Consequently, having a technology that provides tangible benefits on the one hand, and faced with the perspective of a burst in the hype bubble in 2024 on the other, the best ETF to opt for is PSI. The reason is that it tracks the Dynamic Semiconductor Intellidex Index comprised of 30 American chip companies. As such, it is weighted with the first eight holdings consisting of larger valued stocks collectively receiving 44.2% of the total index weight or an average of 5.5%. The remaining twenty-two smaller stocks collectively receive 55.8% of the total index weight. Thus, compared to SMH or SOXX which are more heavily concentrated in big names, PSI's relatively more equal-weighted approach makes more sense to navigate through normalized demand-supply conditions.
As for valuations, based on its lower price-to-earnings multiple of 16.31x compared to SMH's P/E of 18.90x , PSI trades at a discount.

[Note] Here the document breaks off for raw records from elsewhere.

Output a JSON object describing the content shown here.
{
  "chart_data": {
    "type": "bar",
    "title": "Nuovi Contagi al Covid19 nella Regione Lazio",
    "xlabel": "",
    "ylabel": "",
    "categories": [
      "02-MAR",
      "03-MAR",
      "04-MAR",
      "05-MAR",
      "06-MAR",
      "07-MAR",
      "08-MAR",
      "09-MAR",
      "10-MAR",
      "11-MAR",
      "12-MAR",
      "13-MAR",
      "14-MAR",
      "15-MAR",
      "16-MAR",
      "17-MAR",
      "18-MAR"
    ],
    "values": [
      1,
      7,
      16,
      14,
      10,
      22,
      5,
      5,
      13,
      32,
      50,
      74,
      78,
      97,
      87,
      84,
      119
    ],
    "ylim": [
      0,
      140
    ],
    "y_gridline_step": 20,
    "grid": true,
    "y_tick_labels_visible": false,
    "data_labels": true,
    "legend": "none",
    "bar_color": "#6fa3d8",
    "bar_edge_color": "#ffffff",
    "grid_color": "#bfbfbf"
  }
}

Adjusting the current share price of $40.48 to account for a 15% upside, I have a target of $46.55.
A Fair Target in View of Uncertainties
Now, this target remains below the previous peak of $48.2 but is a fair one as it also takes into consideration that economic conditions are no longer what they were in the first half of 2023. Furthermore, there are implications for Apple's supply chain after the company recently announced financial results and its consensus revenue estimates for the quarter ending in December being revised downwards . This implies that Apple's chip suppliers like Qorvo (NASDAQ: QRVO ) could be impacted. Now, with its massive scale and $2.75 trillion market cap, any revenue shortfall for the iPhone company should reverberate across its long list of suppliers many of which are semiconductor plays.
Therefore, investors could witness volatility in case demand for chips is lower when Apple and public cloud providers selling AI-as-a-Service report earnings in January and February next year Also, there are some U.S. lawmakers requesting the Biden administration to constrain China's increasing use of open-source (RISC-V) to develop custom-made AI processors. Therefore, given the sensibility of the matter on both sides of the Pacific Ocean, any action by the U.S. Department of Commerce in this connection could result in a tit-for-tat reaction.
Still, despite all the volatility risks that this implies, I am positive in the longer term as the semiconductor industry remains a cyclical one. In this respect, the stabilization noted for the earlier PC and data center markets is also supported by a report from the Semiconductor Manufacturing Monitor which stipulates that the industry is near the end of the down cycle. The report further adds that the recovery should begin in 2024.
In conclusion, after the AI hype seen this year, PSI, with its more equal-weighted strategy to holding the chip stocks that make artificial intelligence possible, could better shield investors from concentration risks and represent a more balanced approach to investing in semis going forward into 2024.